This week I don't have a common writing mistake as much as an observation I've made.
There are different kinds of fighters out there (especially when it comes to fencing).
There are those who look at fencing as a sport. They rarely bother to learn any historical facts about fencing (outside of the sport field or some tidbit of knowledge to impress a non-fencer if they ask) and they don't concern themselves much with learning anatomy or why the places they are aiming at are "on target".
Then there are those who focus tightly on one particular style or school of fencing. They learn a certain number of moves that apply to that style, but they don't bother to learn WHY those moves work. WHY they are effective, or perhaps aren't.

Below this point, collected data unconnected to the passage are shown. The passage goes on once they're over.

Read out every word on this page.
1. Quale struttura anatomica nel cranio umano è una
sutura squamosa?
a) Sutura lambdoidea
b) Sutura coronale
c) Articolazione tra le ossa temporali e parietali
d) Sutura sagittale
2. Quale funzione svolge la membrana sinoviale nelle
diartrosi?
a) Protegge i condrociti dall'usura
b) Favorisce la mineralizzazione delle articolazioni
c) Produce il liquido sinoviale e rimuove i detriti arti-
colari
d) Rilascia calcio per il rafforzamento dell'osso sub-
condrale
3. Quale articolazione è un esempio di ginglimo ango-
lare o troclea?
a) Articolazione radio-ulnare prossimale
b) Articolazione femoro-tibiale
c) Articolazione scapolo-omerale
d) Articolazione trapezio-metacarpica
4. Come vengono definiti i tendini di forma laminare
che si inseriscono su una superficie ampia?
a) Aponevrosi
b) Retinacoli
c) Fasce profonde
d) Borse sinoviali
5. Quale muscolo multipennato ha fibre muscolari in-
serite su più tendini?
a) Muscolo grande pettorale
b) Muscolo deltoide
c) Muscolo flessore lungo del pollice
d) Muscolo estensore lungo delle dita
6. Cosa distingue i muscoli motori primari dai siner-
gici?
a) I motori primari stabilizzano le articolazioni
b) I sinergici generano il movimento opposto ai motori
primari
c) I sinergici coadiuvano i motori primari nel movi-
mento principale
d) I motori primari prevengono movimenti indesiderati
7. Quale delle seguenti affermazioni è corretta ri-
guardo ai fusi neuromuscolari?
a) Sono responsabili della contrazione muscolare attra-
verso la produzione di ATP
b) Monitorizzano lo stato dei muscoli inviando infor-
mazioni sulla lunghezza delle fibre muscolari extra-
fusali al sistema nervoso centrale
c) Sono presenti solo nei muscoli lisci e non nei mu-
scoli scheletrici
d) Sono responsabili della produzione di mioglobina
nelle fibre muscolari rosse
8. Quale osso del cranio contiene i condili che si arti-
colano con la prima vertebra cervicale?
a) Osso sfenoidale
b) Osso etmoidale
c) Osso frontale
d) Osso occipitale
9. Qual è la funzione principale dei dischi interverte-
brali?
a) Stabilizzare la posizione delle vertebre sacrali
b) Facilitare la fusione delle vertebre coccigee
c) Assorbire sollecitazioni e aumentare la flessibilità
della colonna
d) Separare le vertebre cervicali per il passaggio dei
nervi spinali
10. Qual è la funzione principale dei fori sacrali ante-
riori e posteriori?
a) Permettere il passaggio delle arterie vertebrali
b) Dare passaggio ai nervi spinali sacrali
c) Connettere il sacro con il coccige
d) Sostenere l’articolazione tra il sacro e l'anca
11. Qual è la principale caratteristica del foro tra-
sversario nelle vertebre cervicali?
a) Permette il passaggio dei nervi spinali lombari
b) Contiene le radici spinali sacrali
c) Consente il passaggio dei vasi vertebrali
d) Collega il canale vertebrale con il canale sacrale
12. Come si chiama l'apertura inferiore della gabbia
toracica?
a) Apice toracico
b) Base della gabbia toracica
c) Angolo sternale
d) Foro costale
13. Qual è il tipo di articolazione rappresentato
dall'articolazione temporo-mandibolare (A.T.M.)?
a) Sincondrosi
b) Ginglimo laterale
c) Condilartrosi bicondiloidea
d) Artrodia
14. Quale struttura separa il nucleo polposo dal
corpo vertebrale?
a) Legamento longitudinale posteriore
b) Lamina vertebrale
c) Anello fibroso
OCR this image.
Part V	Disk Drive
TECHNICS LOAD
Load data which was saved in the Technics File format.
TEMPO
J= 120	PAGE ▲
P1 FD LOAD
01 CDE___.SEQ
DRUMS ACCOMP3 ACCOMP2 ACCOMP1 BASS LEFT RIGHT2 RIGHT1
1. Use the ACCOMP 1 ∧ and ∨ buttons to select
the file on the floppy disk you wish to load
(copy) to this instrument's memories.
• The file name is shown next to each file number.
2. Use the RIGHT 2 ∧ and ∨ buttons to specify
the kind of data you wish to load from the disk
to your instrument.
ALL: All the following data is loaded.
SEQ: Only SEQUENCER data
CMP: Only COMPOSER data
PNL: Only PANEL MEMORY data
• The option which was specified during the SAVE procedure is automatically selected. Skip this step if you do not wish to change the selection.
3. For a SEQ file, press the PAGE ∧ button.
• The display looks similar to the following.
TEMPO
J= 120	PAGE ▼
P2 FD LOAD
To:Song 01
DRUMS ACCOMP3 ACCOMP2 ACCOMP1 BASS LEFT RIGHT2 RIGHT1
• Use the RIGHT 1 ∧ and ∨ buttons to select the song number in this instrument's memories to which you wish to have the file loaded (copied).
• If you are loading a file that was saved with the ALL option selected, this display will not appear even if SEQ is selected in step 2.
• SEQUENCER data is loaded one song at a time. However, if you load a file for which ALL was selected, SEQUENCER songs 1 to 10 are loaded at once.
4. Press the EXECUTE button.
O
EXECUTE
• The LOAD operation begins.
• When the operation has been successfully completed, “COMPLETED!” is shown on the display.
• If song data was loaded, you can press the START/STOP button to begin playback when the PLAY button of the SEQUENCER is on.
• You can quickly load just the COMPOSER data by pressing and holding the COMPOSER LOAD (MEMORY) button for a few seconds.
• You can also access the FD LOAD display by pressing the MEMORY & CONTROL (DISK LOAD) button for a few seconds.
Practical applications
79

All they can do is parrot those moves over and over again. They may get very good at them, but if you through something new at them, they don't know what to do. This is as far as many Classical fencers get.
And finally there are true warriors. Those who look at a certain style and figure out what makes it work. They take it apart, piece by piece, trying everything. If it doesn't work, they toss it, "historically accurate" or not. If it does, they keep it and maybe try to make it better. Theses are people who learn how to fight, not how to recreate some old historical document.
Yes, some of those old historical documents have good ideas, but some of them are incomplete and you know they didn't write EVERYTHING down. You have to allow yourself to make adjustments, not be tied down to "historical accuracy."
Of all the kinds of fighters, the true warrior is the only one who can quickly adapt. The only one who can actually use their knowledge outside of a class room or dueling circle if they need to. Those are the ones I'm most interested in studying and, hopefully, one day becoming.